What that means in practice is reflected in Fox's self-help and helping-hand programs in Guanajuato. He won the state's governorship in 1995 after his first bid, in 1991, was thwarted by PRI-engineered electoral fraud. While he is just beginning to build a national following, he enjoys high popularity ratings in Guanajuato thanks to his reputation for honesty and his support for activities from education to small business.
Fox is one of the few Mexican governors to open export- and investment-promotion offices abroad--in Dallas, New York, and Chicago, with more on the way. The state's export boom--and foreign investment inflows of $450 million annually--have helped give Guanajuato an unemployment rate of just 1.8%, the lowest of any Mexican state. "The fact that Fox is a businessman makes a big difference," says Luis Rodriguez Tirado, a shoe manufacturer who subcontracts for companies such as G.H. Bass & Co. and J. Crew Group Inc. "His door is open to anyone who has a good idea, and then he offers real support to implement it."
Fox compares himself to President Clinton in his emphasis on providing opportunities, not giveaways. He lavishes most attention on his innovative scheme of micro-credits to help the poor start businesses. Called Santa Fe de Guanajuato, the program has lent $3 million--in sums of $100 to $400--to 35,000 people over the past 18 months. This year, it will extend $10 million in loans to 250,000 people. Some 300 college students armed with laptops ride bikes each week into villages to monitor the loans, which carry market interest rates. "We're trying to help these small-business people, most of whom are women, move up the ladder to the middle class and become `bankable' citizens," Fox says. Another example of his focus on human capital: guaranteed high school and college scholarships for all youths who maintain a B+ average.
GOOD DEAL. By providing schooling and jobs, Fox hopes to keep more Guanajuatans from migrating to the U.S., where an estimated 1 million citizens of the state live. Fox also wants to lure some of those expatriates back via their savings. If citizens from a Guanajuato village living abroad can raise $50,000, the state will match it and build a maquiladora, or export assembly plant, in their hometown, creating 80 to 100 jobs. In 1997, 10 such plants were built, and Fox expects to create 50 more this year.
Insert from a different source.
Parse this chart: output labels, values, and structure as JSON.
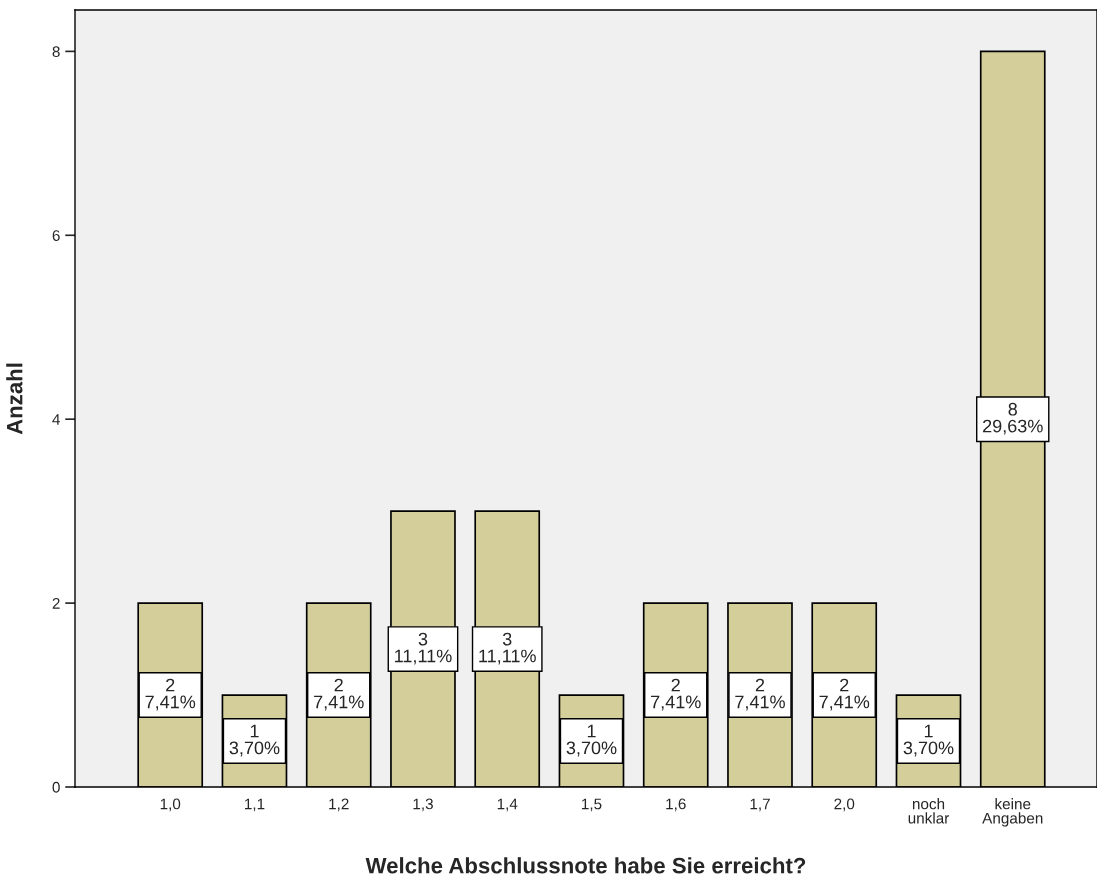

Will Fox get a chance to implement such ideas nationwide? His early campaign launch--and his acerbic criticisms of fellow politicians--are sure to make him a lightning rod for counterattacks. Within his own party, critics see him as less committed to the PAN than to his own objectives, and his nomination is not guaranteed. PAN's aim, says President Felipe Calderon, "is to win the presidency in 2000--with Fox or with whoever has the strongest candidacy."
Around the country, followers have set up local support groups, called Friends of Vicente Fox, to raise campaign money. The best thing Fox has going for him is many Mexicans' desire to test an alternative to the PRI. His task is to convince a diverse and skeptical electorate that what works in Guanajuato will fill the bill nationwide.